Ah, what a beautiful day.
I've been deep within myself for the past couple of, whatever the time amount was and I feel so selfish and embarrassed.
I feel like I need to explain myself to the world, but instead of doing that I will praise Him instead.
For he is beautiful.
And everything he creates is beautiful.
Being in his arms is really the only place i ever want to be,
and i'm thankful for that mindset.
These words come to me easier than when i'm in the dumps, in that hole i call myself. my mind.
i need to escape myself and run to him more often,
it is way more rewarding.
[let me tell you.]
i miss her, and i wish she would understand why.

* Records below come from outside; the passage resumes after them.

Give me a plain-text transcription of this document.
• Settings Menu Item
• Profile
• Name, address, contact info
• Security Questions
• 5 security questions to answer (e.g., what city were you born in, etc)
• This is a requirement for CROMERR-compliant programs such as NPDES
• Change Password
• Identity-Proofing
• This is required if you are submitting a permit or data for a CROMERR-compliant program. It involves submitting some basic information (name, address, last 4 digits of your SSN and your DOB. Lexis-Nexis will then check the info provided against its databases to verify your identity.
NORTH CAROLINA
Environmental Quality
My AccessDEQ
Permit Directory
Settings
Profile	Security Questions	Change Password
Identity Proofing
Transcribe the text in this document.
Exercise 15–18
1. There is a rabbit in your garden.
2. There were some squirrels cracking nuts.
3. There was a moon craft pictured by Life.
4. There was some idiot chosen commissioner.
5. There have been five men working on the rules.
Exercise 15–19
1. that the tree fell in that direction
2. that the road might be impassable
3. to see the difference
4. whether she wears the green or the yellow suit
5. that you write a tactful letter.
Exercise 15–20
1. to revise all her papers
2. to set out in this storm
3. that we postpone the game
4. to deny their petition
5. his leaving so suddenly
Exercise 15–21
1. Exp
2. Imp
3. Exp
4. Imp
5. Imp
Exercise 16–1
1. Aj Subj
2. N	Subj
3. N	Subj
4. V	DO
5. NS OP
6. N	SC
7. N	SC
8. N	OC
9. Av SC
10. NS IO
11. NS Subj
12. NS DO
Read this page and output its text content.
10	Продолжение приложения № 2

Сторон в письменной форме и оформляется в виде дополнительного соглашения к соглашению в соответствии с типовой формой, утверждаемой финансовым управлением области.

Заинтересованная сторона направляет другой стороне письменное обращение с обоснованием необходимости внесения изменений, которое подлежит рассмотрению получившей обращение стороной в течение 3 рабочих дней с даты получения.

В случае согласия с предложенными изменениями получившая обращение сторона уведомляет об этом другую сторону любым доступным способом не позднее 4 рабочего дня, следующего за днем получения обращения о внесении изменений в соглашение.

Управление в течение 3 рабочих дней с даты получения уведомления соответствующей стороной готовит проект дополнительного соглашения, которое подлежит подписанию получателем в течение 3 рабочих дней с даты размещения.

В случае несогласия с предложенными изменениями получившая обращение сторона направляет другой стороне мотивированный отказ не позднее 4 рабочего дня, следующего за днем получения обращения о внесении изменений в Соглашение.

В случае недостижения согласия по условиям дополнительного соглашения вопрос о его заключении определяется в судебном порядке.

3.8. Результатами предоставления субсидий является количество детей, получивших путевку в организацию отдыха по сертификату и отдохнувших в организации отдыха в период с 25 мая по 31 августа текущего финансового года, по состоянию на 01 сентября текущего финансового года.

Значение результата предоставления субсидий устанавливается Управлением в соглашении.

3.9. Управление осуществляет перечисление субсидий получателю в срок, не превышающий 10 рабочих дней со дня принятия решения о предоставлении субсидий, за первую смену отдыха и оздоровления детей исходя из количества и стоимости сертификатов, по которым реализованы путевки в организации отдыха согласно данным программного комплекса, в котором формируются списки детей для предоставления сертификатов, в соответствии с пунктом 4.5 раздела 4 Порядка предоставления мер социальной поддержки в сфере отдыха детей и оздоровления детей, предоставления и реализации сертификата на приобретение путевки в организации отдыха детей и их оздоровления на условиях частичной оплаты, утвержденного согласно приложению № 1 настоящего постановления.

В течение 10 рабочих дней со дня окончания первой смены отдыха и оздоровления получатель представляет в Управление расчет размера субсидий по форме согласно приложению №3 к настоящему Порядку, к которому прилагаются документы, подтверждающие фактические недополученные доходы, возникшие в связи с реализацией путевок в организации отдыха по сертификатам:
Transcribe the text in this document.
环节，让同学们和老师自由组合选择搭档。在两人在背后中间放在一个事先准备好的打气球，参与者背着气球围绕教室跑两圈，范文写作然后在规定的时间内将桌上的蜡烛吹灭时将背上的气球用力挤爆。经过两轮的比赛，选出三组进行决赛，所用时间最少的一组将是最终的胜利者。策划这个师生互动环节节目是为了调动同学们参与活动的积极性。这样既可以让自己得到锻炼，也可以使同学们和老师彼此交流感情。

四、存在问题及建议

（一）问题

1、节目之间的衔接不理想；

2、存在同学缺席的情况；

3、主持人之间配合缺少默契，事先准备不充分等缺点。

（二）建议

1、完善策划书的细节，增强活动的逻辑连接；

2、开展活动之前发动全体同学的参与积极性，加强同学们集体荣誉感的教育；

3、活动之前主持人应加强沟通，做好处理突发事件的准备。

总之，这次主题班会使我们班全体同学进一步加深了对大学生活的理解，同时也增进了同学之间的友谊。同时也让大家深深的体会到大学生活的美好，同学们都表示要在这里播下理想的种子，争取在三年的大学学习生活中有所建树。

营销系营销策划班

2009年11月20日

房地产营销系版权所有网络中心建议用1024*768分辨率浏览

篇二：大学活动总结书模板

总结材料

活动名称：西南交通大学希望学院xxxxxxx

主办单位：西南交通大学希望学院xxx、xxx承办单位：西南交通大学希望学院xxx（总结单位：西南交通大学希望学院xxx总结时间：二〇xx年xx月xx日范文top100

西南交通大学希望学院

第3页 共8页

i wish i could talk to her now.
i miss him, even though i saw him last night.
and instead of apologizing to everyone [which i will anyway,] i want to show them love instead.
show them happiness,
instead of this gloom that i let consume me for the past whatever weeks.
and no, i'm not mentioning that pokemon.
i missed this sunshine, this time for myself.
work has been so stressful because i let it be stressful.
i was so selfish with thinking that everything was wrong, nothing was going to be okay, and i didn't know what happiness was.
i let other people go away from me because of that mind set.
i was too consumed in this world.
but after today,
after today
he showed me what happiness was.
and that's what i was looking for all along.
with the help of his beauty,
and his love.
yes i trust you
yes i can feel you now.
thank you.
you are wonderful.
NOW
bring on this week!
these stressful work days are nothing!
because i do them for you, because you are there for me and with me.
these finals are nothing!
but i still am going to do them to glorify you.
after this week is over,
this hell week that i've created
i will be so relieved.
but right now i need to feel that peace
to get me to that relief
to that fulfillment
i want to say to that satisfaction, to that satisfied feeling
but really nothing in this world can satisfy me and my wants.
but you can fulfill me with yourself.
which is what i need,
i don't know that all the time because i'm human
but you know that is what i need.
and you know me more than i know myself.